Arriva la circolare sul Green pass che dovrebbe chiarire i dubbi sull’obbligo di controllo da parte dei gestori, che potranno farlo, na solo “in alcuni casi”
Dopo l’intervista del ministro dell’Interno Luciana Lamorgese, che sostanzialmente aveva detto che i gestori ai clienti non dovevano chiedere documenti ma solo il green pass, arriva una circolare che nelle intenzioni del ministro dovrebbe chiarire tutti i dubbi generati. Ma il pasticcio è evidente e la pezza serale rischia di essere peggio del buco.
La Lamorgese lunedì aveva detto che “il controllo del green pass nei ristoranti non può essere a carico dei gestori e neppure dei poliziotti che hanno altro e di più importante da fare”. Poi ha aggiunto: “Scriveremo tutto in modo chiaro nella circolare di attuazione del provvedimento”.
Secondo i bene informati, l’uscita del Ministro ha irritato e non poco il premier che ieri ha chiamato al telefono la ministra, invitandola, pare con “toni seccati”, a chiarire quanto aveva detto qualche ora prima e a scrivere una circolare che non smentisse lo spirito del strumento green pass e al tempo stesso ne tutelasse la funzione e l’efficacia. Tradotto: garantire standard di vita “normali” seppur conviventi con la pandemia, quindi non chiudere più le attività, tutelare la salute e invitare il più possibile i cittadini a vaccinarsi.
E così in poche ore viene redatta la circolare, – QUI IL LINK IN pdf – formata da quattro pagine, il cui punto dirimente è a pagina 3, dove, come spesso accade, con linguaggio non sempre cristallino ma possiamo comprenderne il motivo, viene scritto che gli esercenti non devono sempre e per forza chiedere i documenti ma possono farlo in caso “di dubbio”.
Nella pratica, quando un qualsiasi poliziotto potrà dire con certezza se il “dubbio” c’era o meno? In qualche caso è facile, come ad esempio un ristoratore che conosce il cliente abituale, ma i casi dubbi potrebbero essere molteplici.
I ristoratori – si legge nelle circolare – non devono chiedere i documenti di identità ai clienti per verificare la validità del green pass. Ma devono farlo “necessariamente nei casi di abuso o di elusione delle norme”, ad esempio in caso di “manifesta incongruenza” della certificazione verde con i dati anagrafici in essa contenuti. La verifica del gran pass è invece “un vero e proprio obbligo”.
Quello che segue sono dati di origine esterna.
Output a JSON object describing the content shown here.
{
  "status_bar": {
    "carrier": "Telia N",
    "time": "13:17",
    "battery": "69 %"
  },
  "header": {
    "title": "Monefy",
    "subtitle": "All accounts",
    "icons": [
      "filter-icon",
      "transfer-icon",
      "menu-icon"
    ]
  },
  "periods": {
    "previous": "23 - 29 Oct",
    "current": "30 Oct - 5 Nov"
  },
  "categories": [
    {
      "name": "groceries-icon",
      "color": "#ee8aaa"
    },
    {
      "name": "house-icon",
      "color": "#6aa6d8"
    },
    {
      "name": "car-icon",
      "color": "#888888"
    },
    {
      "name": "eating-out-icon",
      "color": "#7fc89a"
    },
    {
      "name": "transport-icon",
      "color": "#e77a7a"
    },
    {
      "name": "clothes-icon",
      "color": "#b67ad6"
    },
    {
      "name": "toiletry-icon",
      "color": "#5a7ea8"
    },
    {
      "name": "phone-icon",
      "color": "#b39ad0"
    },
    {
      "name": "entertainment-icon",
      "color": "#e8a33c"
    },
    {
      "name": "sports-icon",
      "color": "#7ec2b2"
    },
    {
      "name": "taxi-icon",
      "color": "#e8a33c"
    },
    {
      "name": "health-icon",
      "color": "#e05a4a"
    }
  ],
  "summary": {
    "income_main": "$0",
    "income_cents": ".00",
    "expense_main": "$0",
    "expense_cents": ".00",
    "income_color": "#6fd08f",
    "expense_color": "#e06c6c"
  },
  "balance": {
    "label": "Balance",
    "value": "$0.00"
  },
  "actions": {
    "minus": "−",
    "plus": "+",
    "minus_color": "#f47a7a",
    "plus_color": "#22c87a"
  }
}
Sulla questione è intervenuto, anche perché chiamato in causa, il Garante della Privacy, che ha risposto ad un quesito rivolto dalla Regione Piemonte. Il Garante ha chiarito che anche gli esercenti di ristoranti e bar possono verificare l’identità dei loro avventori chiedendo di esibire il green pass dove richiesto.
La circolare precisa anche che l’obbligo delle verifica incombe anzitutto sui pubblici ufficiali nell’esercizio delle relative funzioni, “notoriamente muniti del potere di identificazione delle persone per fini di controllo stabiliti a vario titolo dalla legge”. Il dpcm (17 giugno 2021) a cui la circolare fa costante riferimento, indica altre tre categorie di “controllori”’: il personale addetto ai servizi di controllo delle attività di intrattenimento e di spettacolo in luoghi aperti al pubblico o in pubblici esercizi, i cosiddetti steward; i soggetti titolari delle strutture ricettive e dei pubblici esercizi dove si accede con green pass; il proprietario di luoghi o locali presso i quali si svolgono eventi e attività con green pass.
Una circolare dunque scritta camminando sulla lama del rasoio, attenta a non smentire il ministro che aveva ammesso in sostanza l’impossibilità di fare controlli (né gli esercenti che non sono pubblici ufficiali; né le forze dell’ordine che hanno altro da fare) e a non smentire il governo che ha imposto il green pass come fosse l’unica salvezza. Insomma la solita legge all’Italiana.